選択肢が多く、自由であるからこその大変さもある。どこに行けばいいか分からない、旅先の混雑や過密スケジュールによって疲れ果てて帰ってくる、などといった経験をしたことがある人も少なからずいるだろう。
疲弊しているのは旅行者だけではない。近年、特定の観光地では訪問客の増加によって、地元住民の生活や自然環境に悪影響を及ぼすオーバーツーリズムが問題になっている。その対策として観光税の導入を検討、実施している自治体が増加傾向にある(※2)ことからも、旅がもたらす環境への影響の大きさが感じられる。
これから先も自由に楽しく旅を続けられる世界を維持していくために。いま、自分のペースで目的地をまわり、地域文化を体験することに時間をかける新しい旅のスタイル「スロートラベル」を好む人が増えている。本記事では、人も環境も豊かにするスロートラベルのヒントとなる、世界のユニークな事例を紹介していく。

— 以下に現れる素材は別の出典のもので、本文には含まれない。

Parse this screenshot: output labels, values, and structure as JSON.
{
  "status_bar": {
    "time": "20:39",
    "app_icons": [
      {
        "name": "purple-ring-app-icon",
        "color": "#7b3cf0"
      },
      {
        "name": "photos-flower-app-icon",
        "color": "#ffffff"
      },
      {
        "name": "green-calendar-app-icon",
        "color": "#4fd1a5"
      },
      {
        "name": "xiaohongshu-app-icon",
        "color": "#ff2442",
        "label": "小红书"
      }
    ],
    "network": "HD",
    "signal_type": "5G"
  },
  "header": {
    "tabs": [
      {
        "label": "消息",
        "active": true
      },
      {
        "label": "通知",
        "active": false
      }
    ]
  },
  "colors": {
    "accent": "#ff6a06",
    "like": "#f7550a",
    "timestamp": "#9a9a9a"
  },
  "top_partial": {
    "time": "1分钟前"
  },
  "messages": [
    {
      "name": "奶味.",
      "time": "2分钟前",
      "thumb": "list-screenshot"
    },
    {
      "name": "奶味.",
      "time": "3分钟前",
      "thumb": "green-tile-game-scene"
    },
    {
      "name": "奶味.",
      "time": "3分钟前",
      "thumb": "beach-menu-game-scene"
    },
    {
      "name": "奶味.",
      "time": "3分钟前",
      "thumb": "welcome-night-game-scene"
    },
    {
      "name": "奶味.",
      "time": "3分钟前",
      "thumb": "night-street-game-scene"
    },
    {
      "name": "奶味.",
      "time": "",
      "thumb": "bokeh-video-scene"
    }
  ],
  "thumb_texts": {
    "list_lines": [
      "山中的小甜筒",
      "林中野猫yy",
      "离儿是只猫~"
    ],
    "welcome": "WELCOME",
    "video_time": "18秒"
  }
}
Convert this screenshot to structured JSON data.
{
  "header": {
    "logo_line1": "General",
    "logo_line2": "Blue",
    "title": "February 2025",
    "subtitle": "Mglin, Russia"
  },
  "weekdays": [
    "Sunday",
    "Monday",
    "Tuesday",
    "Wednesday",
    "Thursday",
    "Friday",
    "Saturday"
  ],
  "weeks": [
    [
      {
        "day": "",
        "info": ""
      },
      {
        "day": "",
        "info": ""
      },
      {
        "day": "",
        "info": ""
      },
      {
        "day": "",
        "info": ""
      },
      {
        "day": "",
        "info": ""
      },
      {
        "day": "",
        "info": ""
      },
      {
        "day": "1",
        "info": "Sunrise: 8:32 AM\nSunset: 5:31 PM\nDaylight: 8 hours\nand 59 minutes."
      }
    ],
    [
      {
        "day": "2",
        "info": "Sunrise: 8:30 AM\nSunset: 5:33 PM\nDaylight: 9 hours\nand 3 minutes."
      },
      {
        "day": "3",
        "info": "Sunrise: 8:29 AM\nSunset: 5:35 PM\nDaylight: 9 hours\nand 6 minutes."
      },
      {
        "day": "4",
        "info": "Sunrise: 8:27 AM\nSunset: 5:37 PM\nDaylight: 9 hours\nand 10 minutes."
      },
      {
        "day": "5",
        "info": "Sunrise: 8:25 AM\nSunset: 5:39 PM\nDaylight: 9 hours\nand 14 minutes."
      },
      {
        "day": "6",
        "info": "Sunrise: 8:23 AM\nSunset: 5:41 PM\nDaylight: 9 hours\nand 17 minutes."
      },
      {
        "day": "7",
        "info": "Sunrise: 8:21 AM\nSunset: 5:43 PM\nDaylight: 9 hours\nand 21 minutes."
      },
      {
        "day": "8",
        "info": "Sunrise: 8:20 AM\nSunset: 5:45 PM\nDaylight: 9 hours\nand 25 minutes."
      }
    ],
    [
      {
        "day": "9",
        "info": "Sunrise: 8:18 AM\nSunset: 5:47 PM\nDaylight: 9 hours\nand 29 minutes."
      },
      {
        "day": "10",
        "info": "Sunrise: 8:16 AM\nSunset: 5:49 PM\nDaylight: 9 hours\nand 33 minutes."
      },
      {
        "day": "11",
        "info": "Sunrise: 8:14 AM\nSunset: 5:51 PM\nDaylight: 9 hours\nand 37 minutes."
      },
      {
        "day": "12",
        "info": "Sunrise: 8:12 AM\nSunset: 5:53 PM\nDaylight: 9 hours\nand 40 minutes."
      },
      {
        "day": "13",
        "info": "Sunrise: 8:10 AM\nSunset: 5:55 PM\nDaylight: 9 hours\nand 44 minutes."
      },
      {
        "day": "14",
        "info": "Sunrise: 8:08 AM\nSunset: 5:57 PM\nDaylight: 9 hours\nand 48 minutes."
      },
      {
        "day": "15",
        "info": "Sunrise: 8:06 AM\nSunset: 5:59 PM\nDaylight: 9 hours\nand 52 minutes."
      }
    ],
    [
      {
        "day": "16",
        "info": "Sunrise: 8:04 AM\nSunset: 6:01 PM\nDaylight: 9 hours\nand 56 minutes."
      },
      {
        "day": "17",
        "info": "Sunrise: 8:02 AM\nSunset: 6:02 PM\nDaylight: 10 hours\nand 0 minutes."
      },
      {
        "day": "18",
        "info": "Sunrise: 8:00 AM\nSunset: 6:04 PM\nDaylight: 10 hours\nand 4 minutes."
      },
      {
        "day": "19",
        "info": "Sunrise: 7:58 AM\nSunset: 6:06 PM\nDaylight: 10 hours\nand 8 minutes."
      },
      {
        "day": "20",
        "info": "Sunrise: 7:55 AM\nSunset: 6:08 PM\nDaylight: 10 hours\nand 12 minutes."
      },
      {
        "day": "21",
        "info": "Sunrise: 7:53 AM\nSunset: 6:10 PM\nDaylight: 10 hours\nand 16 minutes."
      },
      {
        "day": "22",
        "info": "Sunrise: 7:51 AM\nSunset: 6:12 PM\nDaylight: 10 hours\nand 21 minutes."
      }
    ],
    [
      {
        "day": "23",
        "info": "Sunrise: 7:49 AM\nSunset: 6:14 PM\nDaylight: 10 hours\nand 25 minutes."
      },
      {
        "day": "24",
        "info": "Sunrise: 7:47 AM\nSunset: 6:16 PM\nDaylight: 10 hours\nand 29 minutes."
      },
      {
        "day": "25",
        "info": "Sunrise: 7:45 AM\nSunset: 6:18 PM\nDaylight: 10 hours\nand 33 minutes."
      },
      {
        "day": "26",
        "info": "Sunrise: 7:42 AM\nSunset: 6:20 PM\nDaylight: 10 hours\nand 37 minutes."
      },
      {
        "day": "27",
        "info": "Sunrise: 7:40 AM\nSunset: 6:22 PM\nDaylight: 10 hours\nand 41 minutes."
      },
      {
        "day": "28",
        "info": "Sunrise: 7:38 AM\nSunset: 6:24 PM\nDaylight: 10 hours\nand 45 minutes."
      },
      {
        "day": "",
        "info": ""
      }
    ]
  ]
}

人も街もハッピーに。スロートラベルのヒントになる事例5選
01. 移動時間をゆっくり楽しむ旅はいかが?ヨーロッパで夜行列車の人気が復活
旅に出るとき、出来るだけ早く目的地に着くために、最短かつ効率的な移動手段を選びがちだ。しかし近ごろのヨーロッパでは、気候変動への懸念からあえて時間のかかる夜行列車など鉄道の旅を選ぶ人が増えている。鉄道での移動は飛行機に比べて温室効果ガスの排出量をわずか5分の1程度に抑えることができるからだ(※3)。
2019年、環境活動家のグレタ・トゥーンベリさんが飛行機を使わずに移動する様子が報道された。そしてそれが、人やものの移動が地球にどれほど大きな負担をかけているかを考えるきっかけになった。飛行機に乗ることを「恥」とし、鉄道などの移動手段をすすめる「Flight shame(フライトシェイム)」という言葉が生まれたことも世間の関心の高さによるものだろう。
今再注目されているヨーロッパの夜行列車だが、1990年代頃から衰退傾向にあった。格安航空会社の出現で人々が飛行機を利用しやすくなり、夜行列車の需要が激減したのだ。2019年までにドイツとスイスは夜行列車を完全に売却または廃止し、ヨーロッパの旅客夜行列車の総数は2001年の週約1,200本から約450本にまで減少した。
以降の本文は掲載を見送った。